New FDA Vending Machine Rules

Since April 2008, pursuant to New York City Health Code Section 81.50, all Starbucks (and many other restaurants) in New York City have been required to display the calories of each of the menu items. A subsequent study found that this mandatory calorie posting influenced consumers in NYC, causing average calories per transaction to drop by 6%. The study also found that calorie posting did not cause any significant change in Starbucks’ overall revenue.

Now, owners and operators of vending machines across the U.S. are next. Back in December of 2014, the Food and Drug Administration (FDA) issued a final rule entitled “Food Labeling: Calorie Labeling of Articles of Food in Vending Machines”. This rule is codified at 21 CFR 101.8, and requires vending machine operators who own or operate twenty (20) or more vending machines, or who voluntarily register with FDA to be covered, to declare calories for those vending machine foods for which the Nutrition Facts label cannot be examined before purchase or for which visible nutrition information is not otherwise provided at the point of purchase. According to the December 2014 final rule, covered vending machine operators must comply by December 1, 2016.

FDA Vending Machine Nutrition Rules Explained

In the Federal Register of August 1, 2016 (81 FR 50303), FDA issued another final rule entitled “Food Labeling; Calorie Labeling of Articles of Food in Vending Machines; Extension of Compliance Date.” This rule provides that the compliance date for type size front-of-pack labeling requirements and calorie disclosure requirements for certain gums, mints, and roll candy products in glass-front machines in the final rule published December 1, 2014 (79 FR 71259) is extended to July 26, 2018. The compliance date for all other requirements in the final rule (79 FR 71259) remains December 1, 2016.

On August 16, 2016, the FDA announced the availability of a Draft Guidance for the food industry, titled “Calorie Labeling of Articles of Food in Vending Machines.”  This Draft Guidance, like all guidance documents put out by the FDA, represents its current thinking on a topic, but does not create or confer any rights for or on any person and does not operate to bind FDA or the public.

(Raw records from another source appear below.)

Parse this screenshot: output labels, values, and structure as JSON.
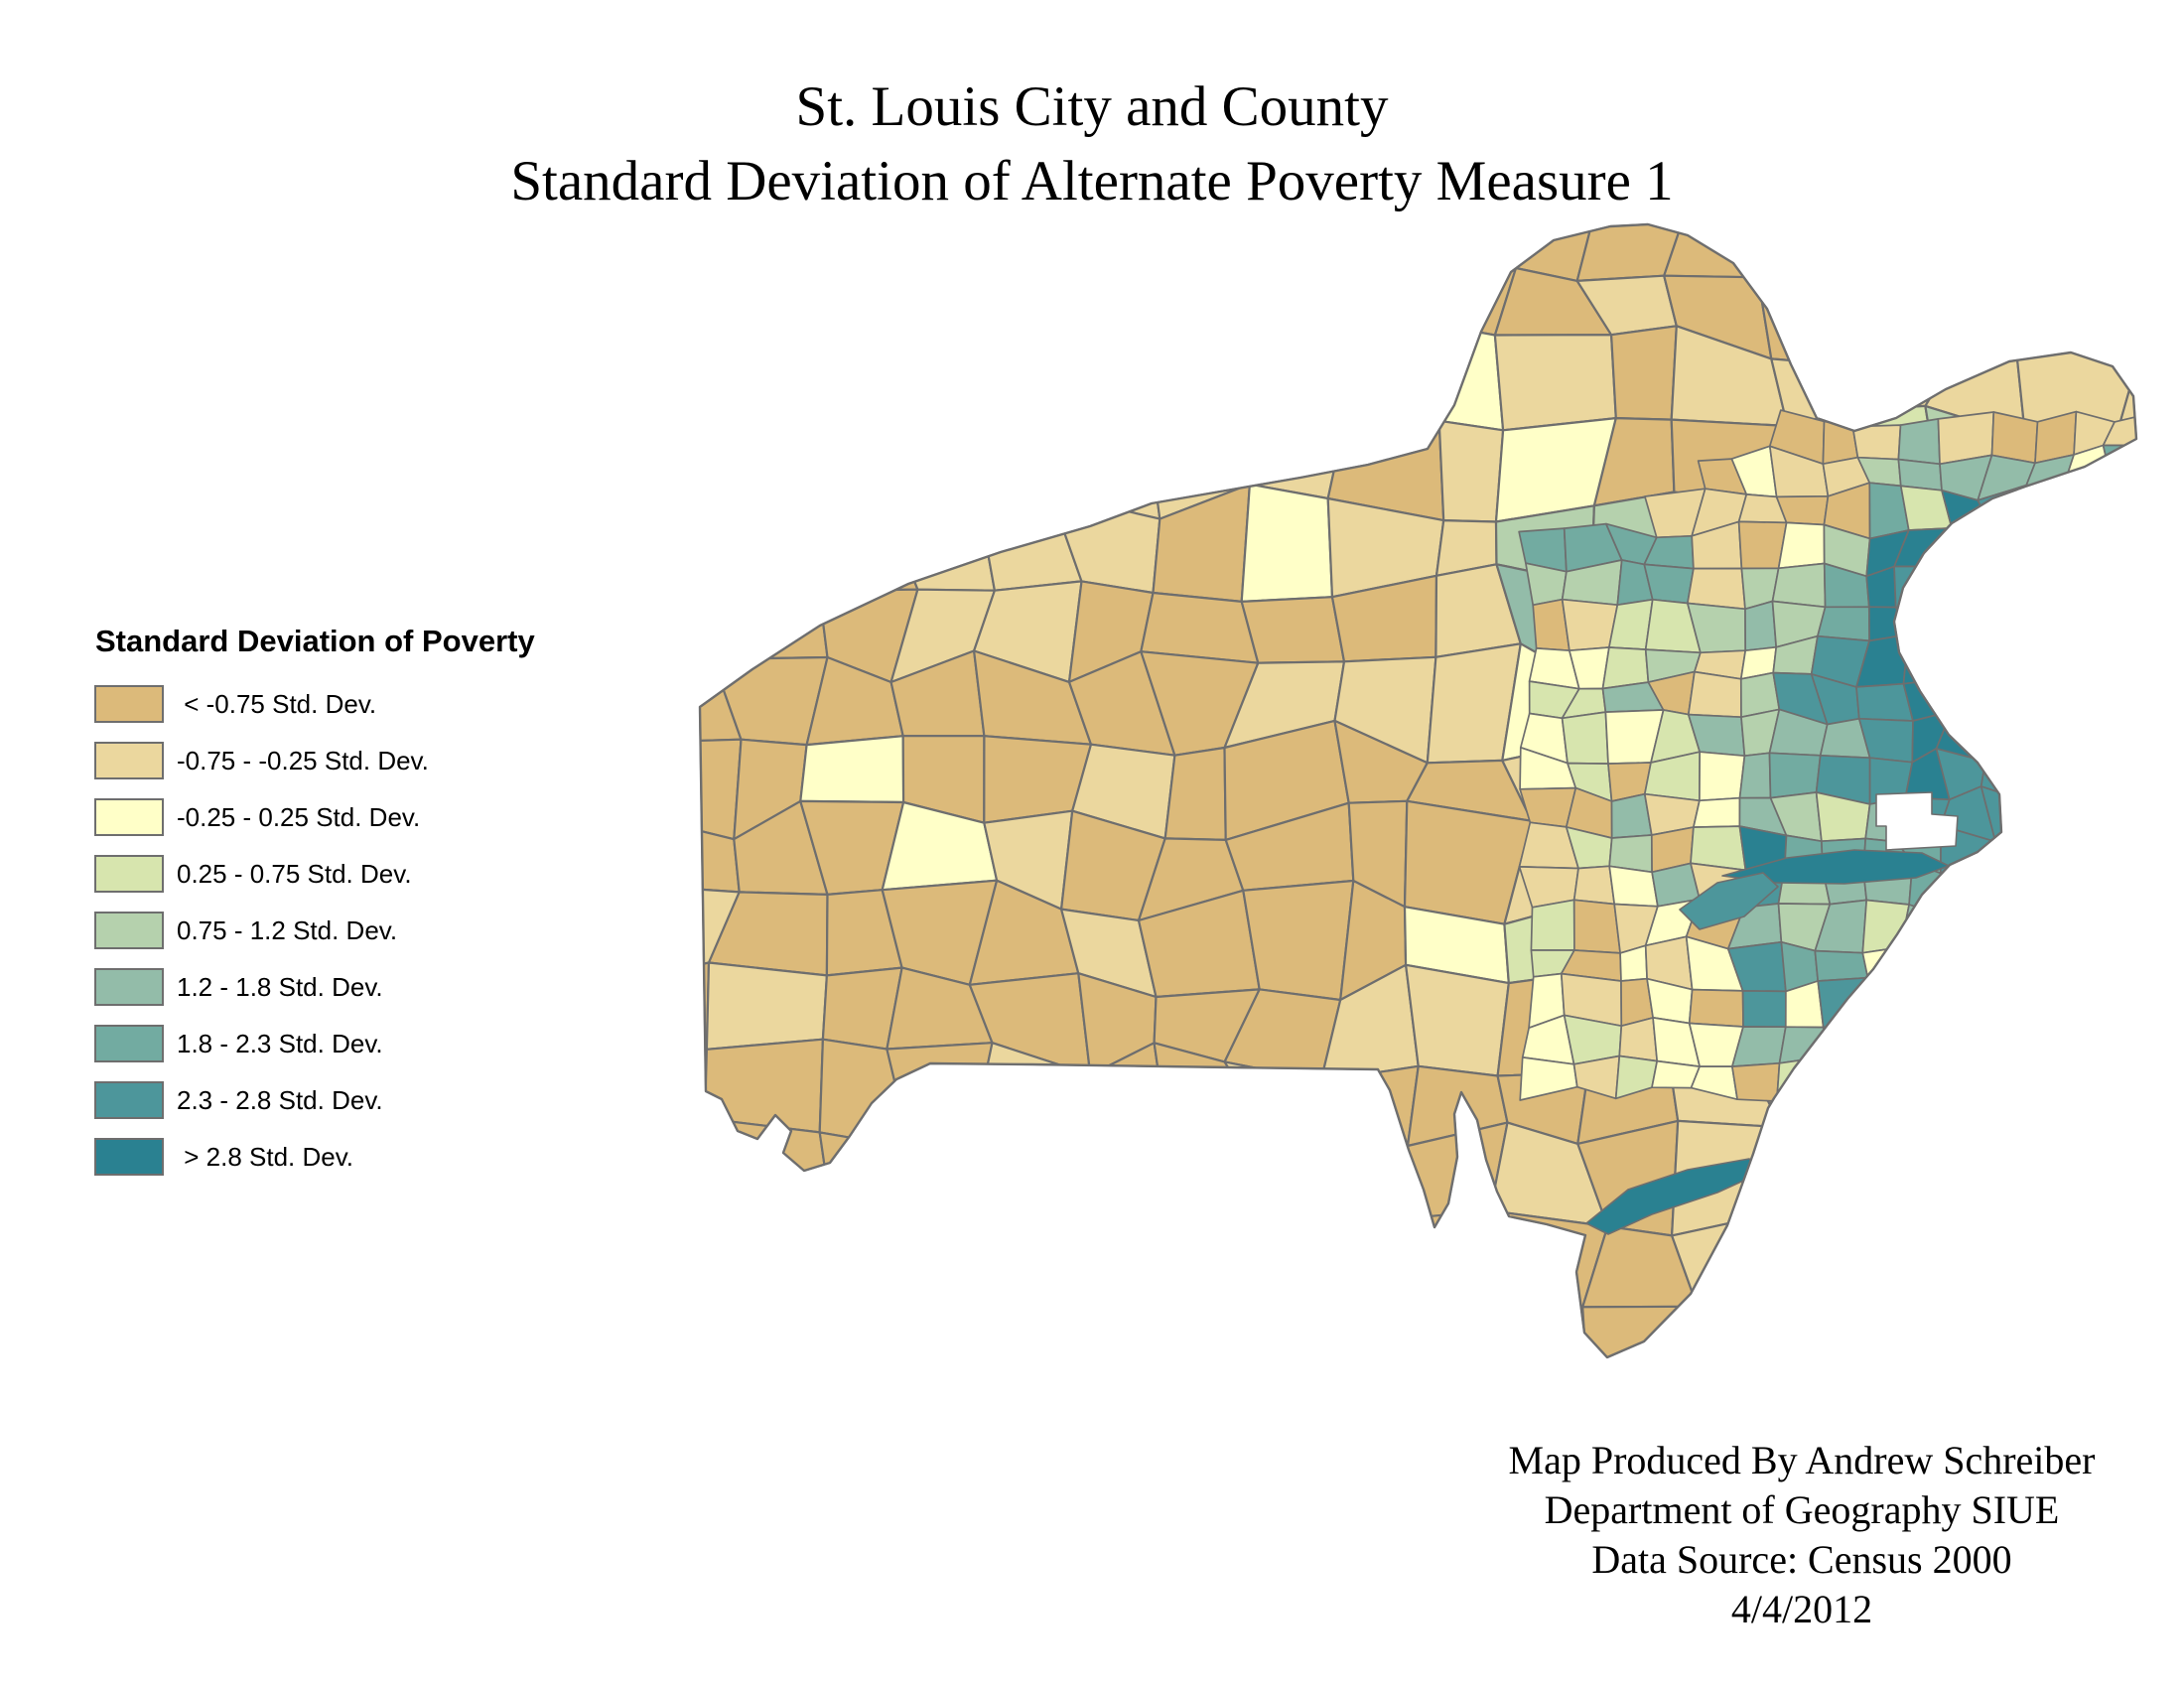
{
  "title": {
    "line1": "St. Louis City and County",
    "line2": "Standard Deviation of Alternate Poverty Measure 1"
  },
  "legend": {
    "title": "Standard Deviation of Poverty",
    "classes": [
      {
        "label": " < -0.75 Std. Dev.",
        "color": "#dcba7a"
      },
      {
        "label": "-0.75 - -0.25 Std. Dev.",
        "color": "#ebd79e"
      },
      {
        "label": "-0.25 - 0.25 Std. Dev.",
        "color": "#ffffc8"
      },
      {
        "label": "0.25 - 0.75 Std. Dev.",
        "color": "#d7e5ae"
      },
      {
        "label": "0.75 - 1.2 Std. Dev.",
        "color": "#b5d1ad"
      },
      {
        "label": "1.2 - 1.8 Std. Dev.",
        "color": "#93bca9"
      },
      {
        "label": "1.8 - 2.3 Std. Dev.",
        "color": "#72aba1"
      },
      {
        "label": "2.3 - 2.8 Std. Dev.",
        "color": "#4d969b"
      },
      {
        "label": " > 2.8 Std. Dev.",
        "color": "#2a8191"
      }
    ]
  },
  "map": {
    "tract_border_color": "#6e6e6e",
    "county_outline_color": "#6e6e6e",
    "excluded_area_color": "#ffffff",
    "background_color": "#ffffff"
  },
  "credits": {
    "lines": [
      "Map Produced By Andrew Schreiber",
      "Department of Geography SIUE",
      "Data Source: Census 2000",
      "4/4/2012"
    ]
  }
}
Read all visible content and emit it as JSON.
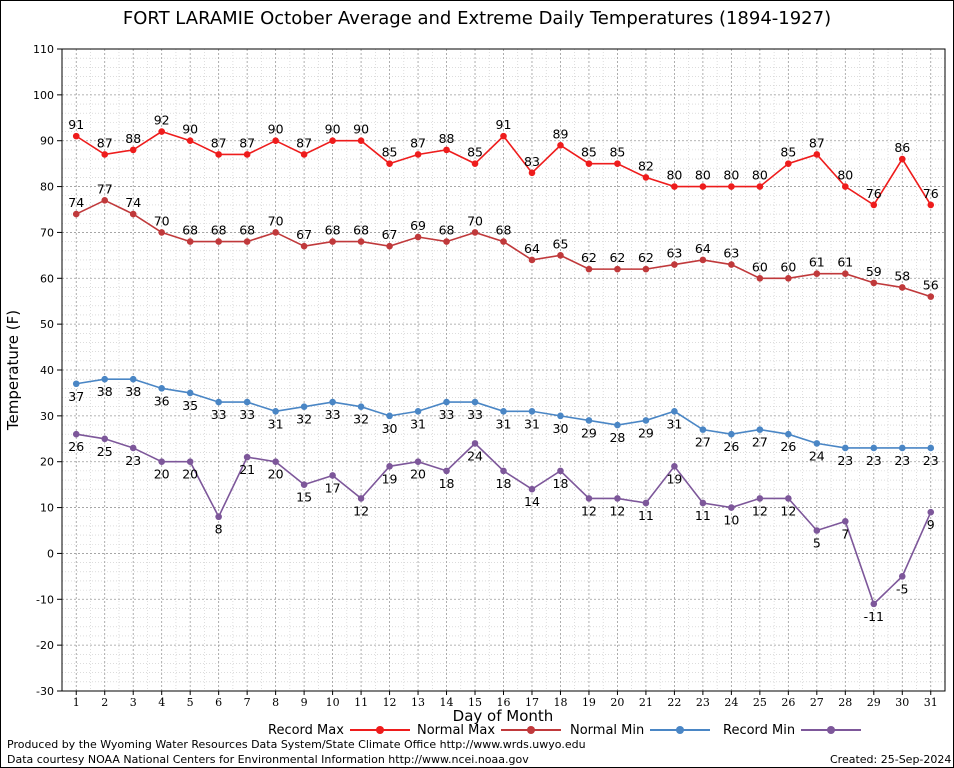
{
  "chart_data": {
    "type": "line",
    "title": "FORT LARAMIE October Average and Extreme Daily Temperatures (1894-1927)",
    "xlabel": "Day of Month",
    "ylabel": "Temperature (F)",
    "ylim": [
      -30,
      110
    ],
    "yticks": [
      -30,
      -20,
      -10,
      0,
      10,
      20,
      30,
      40,
      50,
      60,
      70,
      80,
      90,
      100,
      110
    ],
    "x": [
      1,
      2,
      3,
      4,
      5,
      6,
      7,
      8,
      9,
      10,
      11,
      12,
      13,
      14,
      15,
      16,
      17,
      18,
      19,
      20,
      21,
      22,
      23,
      24,
      25,
      26,
      27,
      28,
      29,
      30,
      31
    ],
    "grid": true,
    "series": [
      {
        "name": "Record Max",
        "color": "#ee1c1c",
        "label_pos": "above",
        "values": [
          91,
          87,
          88,
          92,
          90,
          87,
          87,
          90,
          87,
          90,
          90,
          85,
          87,
          88,
          85,
          91,
          83,
          89,
          85,
          85,
          82,
          80,
          80,
          80,
          80,
          85,
          87,
          80,
          76,
          86,
          76
        ]
      },
      {
        "name": "Normal Max",
        "color": "#c0393b",
        "label_pos": "above",
        "values": [
          74,
          77,
          74,
          70,
          68,
          68,
          68,
          70,
          67,
          68,
          68,
          67,
          69,
          68,
          70,
          68,
          64,
          65,
          62,
          62,
          62,
          63,
          64,
          63,
          60,
          60,
          61,
          61,
          59,
          58,
          56
        ]
      },
      {
        "name": "Normal Min",
        "color": "#4a86c5",
        "label_pos": "below",
        "values": [
          37,
          38,
          38,
          36,
          35,
          33,
          33,
          31,
          32,
          33,
          32,
          30,
          31,
          33,
          33,
          31,
          31,
          30,
          29,
          28,
          29,
          31,
          27,
          26,
          27,
          26,
          24,
          23,
          23,
          23,
          23
        ]
      },
      {
        "name": "Record Min",
        "color": "#7d579a",
        "label_pos": "below",
        "values": [
          26,
          25,
          23,
          20,
          20,
          8,
          21,
          20,
          15,
          17,
          12,
          19,
          20,
          18,
          24,
          18,
          14,
          18,
          12,
          12,
          11,
          19,
          11,
          10,
          12,
          12,
          5,
          7,
          -11,
          -5,
          9
        ]
      }
    ]
  },
  "footer": {
    "produced_by": "Produced by the Wyoming Water Resources Data System/State Climate Office http://www.wrds.uwyo.edu",
    "data_courtesy": "Data courtesy NOAA National Centers for Environmental Information http://www.ncei.noaa.gov",
    "created": "Created:  25-Sep-2024"
  }
}
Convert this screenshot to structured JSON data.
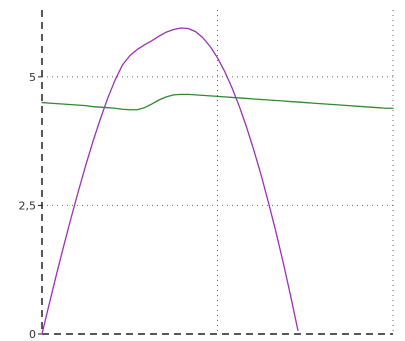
{
  "chart_data": {
    "type": "line",
    "x": [
      0,
      0.25,
      0.5,
      0.75,
      1.0,
      1.25,
      1.5,
      1.75,
      2.0,
      2.25,
      2.5,
      2.75,
      3.0,
      3.25,
      3.5,
      3.75,
      4.0,
      4.25,
      4.5,
      4.75,
      5.0,
      5.25,
      5.5,
      5.75,
      6.0,
      6.25,
      6.5,
      6.75,
      7.0,
      7.25,
      7.5,
      7.75,
      8.0,
      8.25,
      8.5,
      8.75,
      9.0,
      9.25,
      9.5,
      9.75,
      10.0,
      10.25,
      10.5,
      10.75,
      11.0,
      11.25,
      11.5,
      11.75,
      12.0
    ],
    "series": [
      {
        "color": "#9932b4",
        "values": [
          0.0,
          0.59,
          1.17,
          1.73,
          2.27,
          2.79,
          3.29,
          3.76,
          4.19,
          4.59,
          4.94,
          5.23,
          5.41,
          5.53,
          5.62,
          5.7,
          5.79,
          5.87,
          5.92,
          5.95,
          5.94,
          5.88,
          5.76,
          5.59,
          5.37,
          5.1,
          4.78,
          4.42,
          4.01,
          3.56,
          3.07,
          2.54,
          1.98,
          1.38,
          0.74,
          0.07,
          null,
          null,
          null,
          null,
          null,
          null,
          null,
          null,
          null,
          null,
          null,
          null,
          null
        ]
      },
      {
        "color": "#2e8b2e",
        "values": [
          4.5,
          4.49,
          4.48,
          4.47,
          4.46,
          4.45,
          4.44,
          4.42,
          4.41,
          4.4,
          4.39,
          4.37,
          4.36,
          4.36,
          4.4,
          4.47,
          4.55,
          4.61,
          4.65,
          4.66,
          4.66,
          4.65,
          4.64,
          4.63,
          4.62,
          4.61,
          4.6,
          4.59,
          4.58,
          4.57,
          4.56,
          4.55,
          4.54,
          4.53,
          4.52,
          4.51,
          4.5,
          4.49,
          4.48,
          4.47,
          4.46,
          4.45,
          4.44,
          4.43,
          4.42,
          4.41,
          4.4,
          4.39,
          4.39
        ]
      }
    ],
    "y_ticks": [
      {
        "value": 0,
        "label": "0"
      },
      {
        "value": 2.5,
        "label": "2,5"
      },
      {
        "value": 5,
        "label": "5"
      }
    ],
    "x_gridlines": [
      6,
      12
    ],
    "xlim": [
      0,
      12
    ],
    "ylim": [
      0,
      6.3
    ],
    "grid": true,
    "axis_color": "#222222",
    "grid_color": "#666666"
  }
}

Manufactures are free to use alternative approaches, so long as the approach satisfies the requirements of the applicable statutes and regulations.

The FDA has given you flexibility because the rule provides a range of methods to display the information. Regardless of the method, you must ensure that the calorie declarations are clear and conspicuous and placed prominently (21 CFR 101.8(c)(2)(ii)) so that customers can read the calories before purchasing the product. If yours is an electronic vending machine (i.e. a machine with a digital or electronic or LCD display, you may present the calorie information electronically, as long as the information is displayed BEFORE the customer buys the product (21 CFR  101.8(c)(2)(ii)(E)), and these electronic displays, like all calorie declarations, must be clear and conspicuous and placed prominently (near the article of food or the selection button) (21 CFR 101.8(c)(2)(ii)). You may also use a sign or sticker in, on, or adjacent to the vending machine to display the calories, provided the other requirements of 21 CFR 101.8(c) are met (see 21 CFR 101.8(c)(2)(ii)).  You may use one sign with calorie declarations for all of the food sold from the machine, or individual signs for each food item.  Alternatively, you may affix stickers with the calorie information to the vending machine.  You must place the sign or sticker near each article of food or selection button (see 21 CFR 101.8(c)(2)(ii)).